Lena held his gaze for a long moment.

“Yes,” she said.

He closed his eyes, as if the answer had struck a bruise he already knew was there.

She didn’t tell him about the bar. She didn’t say party, or celebration, or the gleeful tone in Luz’s voice. It seemed cruel to lay that at his feet when he could barely hold himself together already. She changed the subject, filled the silence with gentler things, and when he finally left he thanked her for being a friend.

The next morning, Luz came to Lena’s desk looking furious.

“What did you say to him?”

Lena met her stare. “I talked to your husband. That’s between him and me.”

Luz’s face tightened. “He’s my husband. Stay out of it.”

Lena stood, slowly, the heat rising in her chest at last. “I know what you did. I know you went out to celebrate his mother’s death. It was disgusting.”

For a second Luz looked stunned, as if she hadn’t expected anyone to say the quiet part aloud. Then her expression hardened into something defensive and cold.

Lena didn’t let her answer. She sat back down and turned to her computer. “Go away. I have work to do.”

Luz left in silence, but the silence did not last.

By lunchtime the office had the first hints of fallout, the way a crack in ice spreads before anyone dares step on it. Whispers moved between cubicles. Adrian had heard something from someone else. Luz had been furious. Their marriage was already straining under grief, resentment, and whatever uglier thing had been living under the surface for years.

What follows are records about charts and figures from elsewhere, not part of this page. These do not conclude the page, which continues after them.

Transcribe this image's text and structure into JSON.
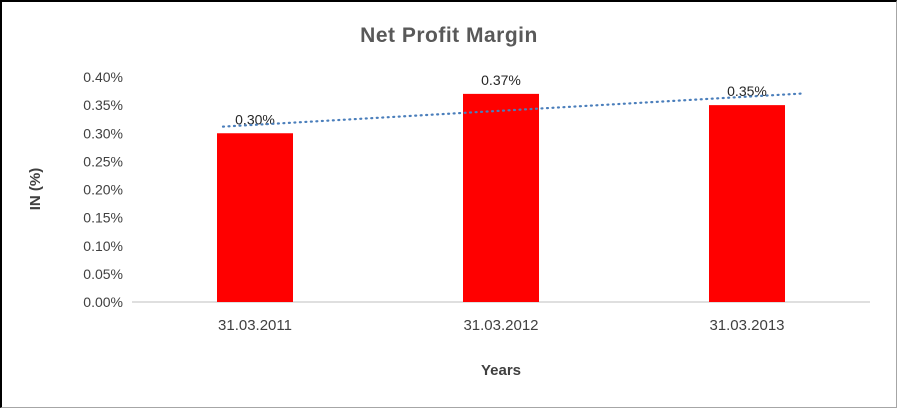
{
  "chart_data": {
    "type": "bar",
    "title": "Net Profit Margin",
    "xlabel": "Years",
    "ylabel": "IN (%)",
    "categories": [
      "31.03.2011",
      "31.03.2012",
      "31.03.2013"
    ],
    "values": [
      0.3,
      0.37,
      0.35
    ],
    "value_labels": [
      "0.30%",
      "0.37%",
      "0.35%"
    ],
    "ylim": [
      0,
      0.4
    ],
    "ytick_step": 0.05,
    "ytick_labels": [
      "0.00%",
      "0.05%",
      "0.10%",
      "0.15%",
      "0.20%",
      "0.25%",
      "0.30%",
      "0.35%",
      "0.40%"
    ],
    "grid": false,
    "legend": "none",
    "bar_color": "#ff0000",
    "axis_color": "#bfbfbf",
    "title_color": "#595959",
    "text_color": "#404040",
    "trendline": {
      "type": "linear",
      "style": "dotted",
      "color": "#4a7ebb",
      "values": [
        0.315,
        0.34,
        0.365
      ]
    }
  }
}
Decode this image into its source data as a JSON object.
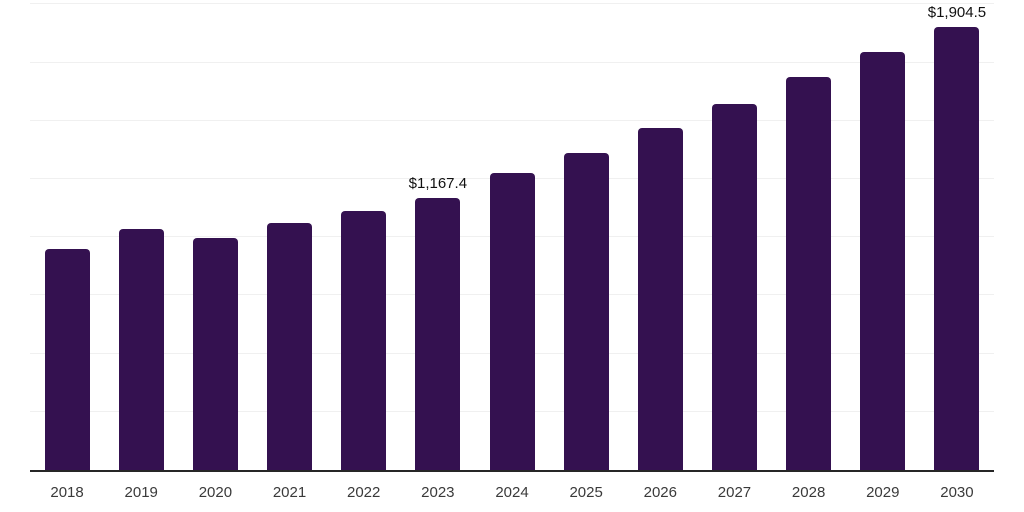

Lena had meant to protect a friend.

Instead, she had helped expose a marriage already breaking apart.

She never stopped believing Luz had been cruel. But cruelty, she learned, was often tangled up with pain, and pain did not become noble just because it was angry. Adrian would grieve his mother in his own way. Luz would carry her own shame, or not. And Lena, caught between them, would have to live with the fact that telling the truth did not always make a person feel clean.

Sometimes it only made the damage easier to see.